Abstract
1. The products arising from intramolecular acyl migration reactions of drug ester glucuronides are reactive towards cellular proteins and can potentially cause toxic side-effects. The relationship between molecular structure and the degradation rates (kd) of 1β-O-acyl glucuronides were investigated systematically using a series of model compounds based on 4-substituted benzoic acids.
2. A rational method for selecting suitable compounds for inclusion was used and 10 glucuronide esters, predicted to produce a wide range of transacylation rates, were synthesized via a simple 'one-pot' method using an imidazolide intermediate. The 10 substituents, where X = NO2, CN, I, Br, F, H, nPr, Et, OMe, O-nPr, had degradation rate half-lives (t1/2=loge(2)/kd) ranging from 0.9 to 106.6 h. The reactions resulted in mixtures, which predominantly consisted of the desired 1β-O-acyl glucuronides.
3. It was demonstrated that further purification was unnecessary for determination of kd of the synthetic 1β-O-acyl glucuronides.

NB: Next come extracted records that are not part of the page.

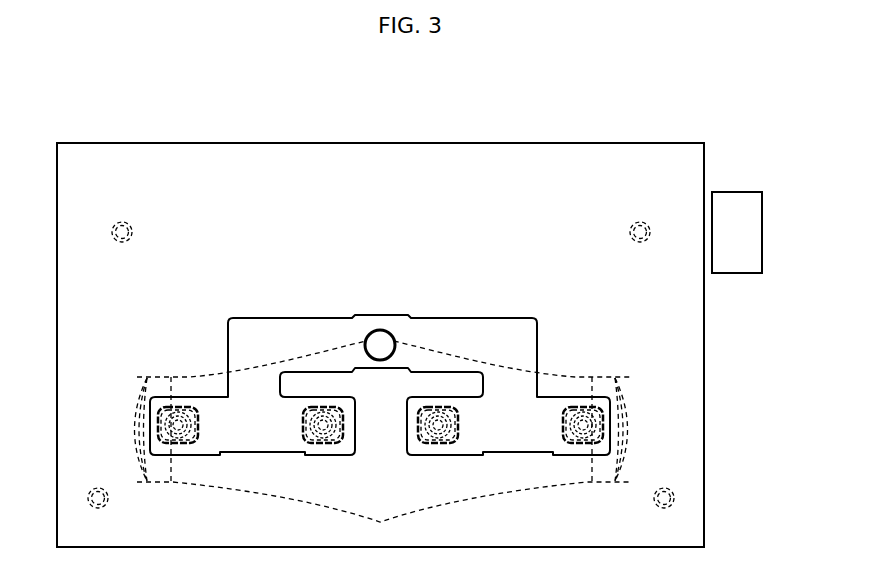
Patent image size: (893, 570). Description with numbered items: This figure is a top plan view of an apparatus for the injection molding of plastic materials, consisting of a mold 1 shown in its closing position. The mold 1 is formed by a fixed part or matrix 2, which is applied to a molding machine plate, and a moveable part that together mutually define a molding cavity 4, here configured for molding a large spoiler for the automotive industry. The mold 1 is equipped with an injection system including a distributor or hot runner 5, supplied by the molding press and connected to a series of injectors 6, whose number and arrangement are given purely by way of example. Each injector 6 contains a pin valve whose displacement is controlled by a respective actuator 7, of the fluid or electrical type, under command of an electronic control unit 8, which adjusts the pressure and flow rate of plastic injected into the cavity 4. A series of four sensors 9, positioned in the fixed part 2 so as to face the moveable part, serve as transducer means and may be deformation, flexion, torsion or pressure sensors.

The mold 1 is at (633, 104).
The fixed part or matrix 2 is at (243, 158).
The molding cavity 4 is at (557, 376).
The distributor or hot runner 5 is at (459, 324).
The injector 6 is at (196, 441).
The actuator 7 is at (195, 409).
The electronic control unit 8 is at (740, 197).
The sensor 9 is at (132, 231).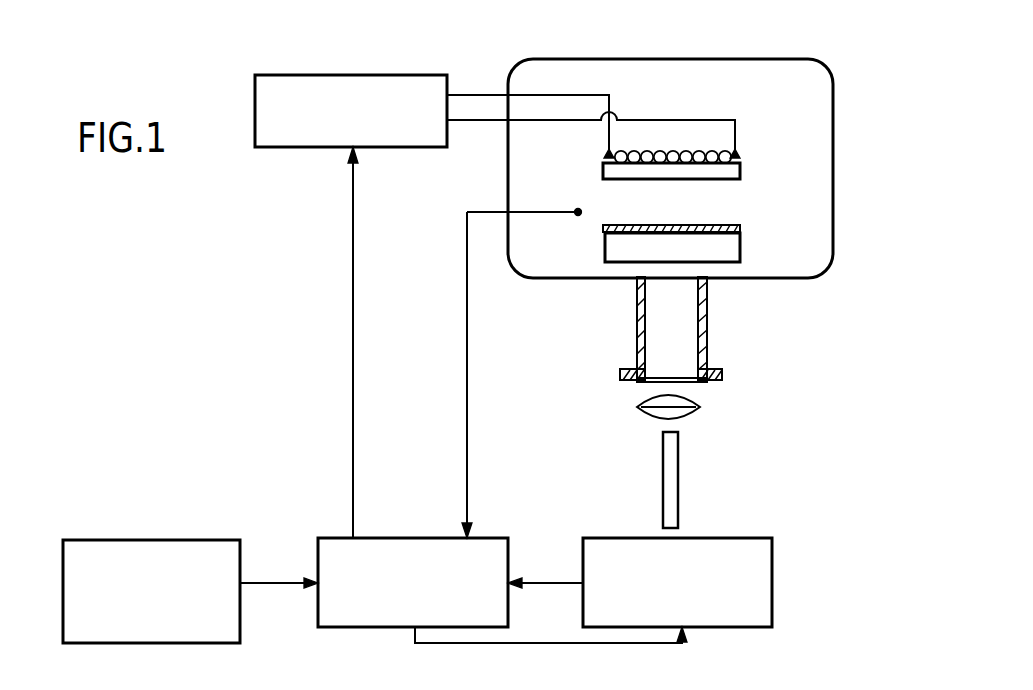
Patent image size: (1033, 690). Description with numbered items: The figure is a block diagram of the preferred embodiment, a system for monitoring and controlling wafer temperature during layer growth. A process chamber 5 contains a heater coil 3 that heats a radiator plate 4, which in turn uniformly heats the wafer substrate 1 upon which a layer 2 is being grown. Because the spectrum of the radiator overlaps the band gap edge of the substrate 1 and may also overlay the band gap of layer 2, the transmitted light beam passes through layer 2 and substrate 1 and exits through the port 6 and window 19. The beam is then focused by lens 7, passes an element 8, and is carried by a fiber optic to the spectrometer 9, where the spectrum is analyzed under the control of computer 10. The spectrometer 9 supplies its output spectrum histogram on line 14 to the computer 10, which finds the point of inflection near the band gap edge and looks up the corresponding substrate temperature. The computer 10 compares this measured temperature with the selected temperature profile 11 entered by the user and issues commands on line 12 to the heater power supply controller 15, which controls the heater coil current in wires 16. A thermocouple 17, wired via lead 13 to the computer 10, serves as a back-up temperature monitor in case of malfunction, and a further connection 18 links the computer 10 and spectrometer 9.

The substrate 1 is at (733, 250).
The layer 2 is at (733, 227).
The heater coil 3 is at (740, 153).
The radiator plate 4 is at (742, 165).
The process chamber 5 is at (810, 59).
The port 6 is at (707, 313).
The lens 7 is at (702, 407).
The slit 8 is at (678, 472).
The spectrometer 9 is at (767, 538).
The computer 10 is at (400, 538).
The temperature profile 11 is at (160, 540).
The line 12 is at (355, 427).
The lead 13 is at (467, 462).
The line 14 is at (548, 580).
The heater power supply controller 15 is at (298, 148).
The wires 16 is at (467, 95).
The thermocouple 17 is at (578, 215).
The computer to spectrometer control line 18 is at (551, 643).
The window 19 is at (648, 385).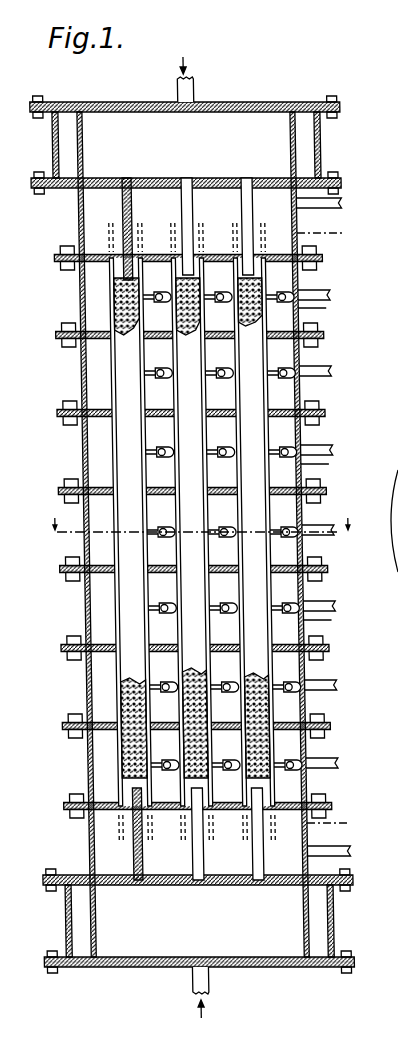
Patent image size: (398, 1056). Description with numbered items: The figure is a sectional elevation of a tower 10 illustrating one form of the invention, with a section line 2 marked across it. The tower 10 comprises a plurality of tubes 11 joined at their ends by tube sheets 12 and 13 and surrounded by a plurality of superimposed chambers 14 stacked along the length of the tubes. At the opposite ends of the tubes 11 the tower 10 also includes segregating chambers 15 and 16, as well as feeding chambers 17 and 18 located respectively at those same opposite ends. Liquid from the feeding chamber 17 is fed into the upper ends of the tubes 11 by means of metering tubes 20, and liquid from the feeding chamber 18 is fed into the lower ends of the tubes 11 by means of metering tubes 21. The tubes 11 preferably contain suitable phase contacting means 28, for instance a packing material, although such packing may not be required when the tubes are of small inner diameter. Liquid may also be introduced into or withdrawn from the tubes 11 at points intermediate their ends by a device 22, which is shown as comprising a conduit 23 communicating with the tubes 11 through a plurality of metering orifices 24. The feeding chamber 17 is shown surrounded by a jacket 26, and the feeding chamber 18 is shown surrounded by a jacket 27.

The section line 2- 2 is at (200, 532).
The tower 10 is at (322, 569).
The tubes 11 is at (133, 514).
The tube sheet 12 is at (272, 254).
The tube sheet 13 is at (274, 812).
The superimposed chambers 14 is at (90, 308).
The segregating chamber 15 is at (91, 209).
The segregating chamber 16 is at (100, 840).
The feeding chamber 17 is at (207, 116).
The feeding chamber 18 is at (134, 952).
The metering tubes 20 is at (129, 203).
The metering tubes 21 is at (178, 861).
The device 22 is at (324, 294).
The conduit 23 is at (325, 469).
The metering orifices 24 is at (144, 300).
The jacket 26 is at (305, 152).
The jacket 27 is at (316, 916).
The phase contacting means 28 is at (112, 289).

Degradation rates (kd) were calculated by following the disappearance of the 1H-NMR signal from the 1β-anomeric proton of the glucuronic acid moiety as the reaction progressed in pH 7.4 buffer inside an nuclear magnetic resonance tube. Each measured degradation rate represents a pseudo-first-order rate constant, which is a combination of the transacylation rate (1β to 2β isomer) and the hydrolysis rate.
4. Degradation rates show a clear relationship with substituent properties, with half-life increasing as the substituent becomes more electron-donating, e.g. 4-nitro t1/2=0.9 h and 4-propoxy t1/2=106.6 h.